At night in the rain, Otkar and Elizabeth meet as they both attempt to steal a chicken from the window of a fancy restaurant. When the cook and others chase them, they hide under his umbrella and pose as lovers. Elizabeth then implores Otkar to let her stay in the stables, and Otkar agrees, but Morris, recognizing her, objects. When she collapses from hunger, however, he fixes tea, which Sweeney has brought, for her. Although Elizabeth begins the evening sleeping in the manger, by the morning she has joined the men in bed because of the cold.

After Otkar steals some meat from the zoo that was supposed to be fed to the lions, they borrow a stew pan from Mrs. Sweeney and have a feast.

Meanwhile, Mr. Sheridan, the president of the bank where Mrs. Sweeney works as an elevator operator, worries that the bank will fail and that people like Mrs. Sweeney will lose their savings.

As Christmas approaches, Morris meets a flutist playing near the subway entrance and gives him his fur-collared coat to borrow so that he will look like a professional when he goes to ask for relief from the musicians' bureau.

When the bank fails, the Sweeneys take comfort that they still have their health. Sheridan, however, attempts to jump from a bridge in the park, but ends up stuck in the mud. Otkar helps him out and brings him to the stable, where Sheridan asks to stay.

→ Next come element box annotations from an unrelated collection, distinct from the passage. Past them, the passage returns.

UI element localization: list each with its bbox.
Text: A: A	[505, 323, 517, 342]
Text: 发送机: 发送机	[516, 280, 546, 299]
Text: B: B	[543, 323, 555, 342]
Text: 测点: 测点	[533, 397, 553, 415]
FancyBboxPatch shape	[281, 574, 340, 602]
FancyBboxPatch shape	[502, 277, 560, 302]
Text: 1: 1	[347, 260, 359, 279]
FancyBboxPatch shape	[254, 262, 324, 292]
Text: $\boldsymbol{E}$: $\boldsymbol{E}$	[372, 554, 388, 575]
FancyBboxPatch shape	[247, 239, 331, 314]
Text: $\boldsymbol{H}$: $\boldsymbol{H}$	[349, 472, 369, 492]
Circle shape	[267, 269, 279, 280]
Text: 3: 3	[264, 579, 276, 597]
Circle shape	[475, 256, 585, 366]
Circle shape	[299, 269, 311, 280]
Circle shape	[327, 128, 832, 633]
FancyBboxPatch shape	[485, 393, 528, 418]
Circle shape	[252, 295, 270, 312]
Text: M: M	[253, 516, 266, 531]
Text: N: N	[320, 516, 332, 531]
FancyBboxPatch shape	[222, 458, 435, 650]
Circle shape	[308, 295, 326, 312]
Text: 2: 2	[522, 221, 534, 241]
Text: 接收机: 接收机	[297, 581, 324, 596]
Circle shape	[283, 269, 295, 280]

After an argument with Otkar, Elizabeth leaves, but she returns later with a blanket, medicine and food. She then angrily refuses to answer Otkar's inquiries about where she got the money to buy the items, but she brightens when he says that the two hours he searched for her were the most miserable he has ever spent.

The week before Easter, Otkar and Elizabeth talk Sheridan into returning to his bank and facing his depositors.

On Easter, Morris leaves, as the man to whom he lent his coat has gotten him a job in the symphony orchestra in Oswego.

Otkar and Elizabeth realize that they can no longer share the stable alone, and after offering her the bed, Otkar plans to travel South. She then reveals that she borrowed the blanket and money from Mrs. Sweeney.

Sheridan visits and tells them that the government has given aid to the bank and that the depositors will not lose a penny. Sheridan also tells Otkar that he has plans for him and wants to buy the bed. Otkar and Elizabeth then argue about who owns the bed, and without thinking, he calls her "darling." Realizing that they are in love, they decide to wait and take the trip South together, on their honeymoon.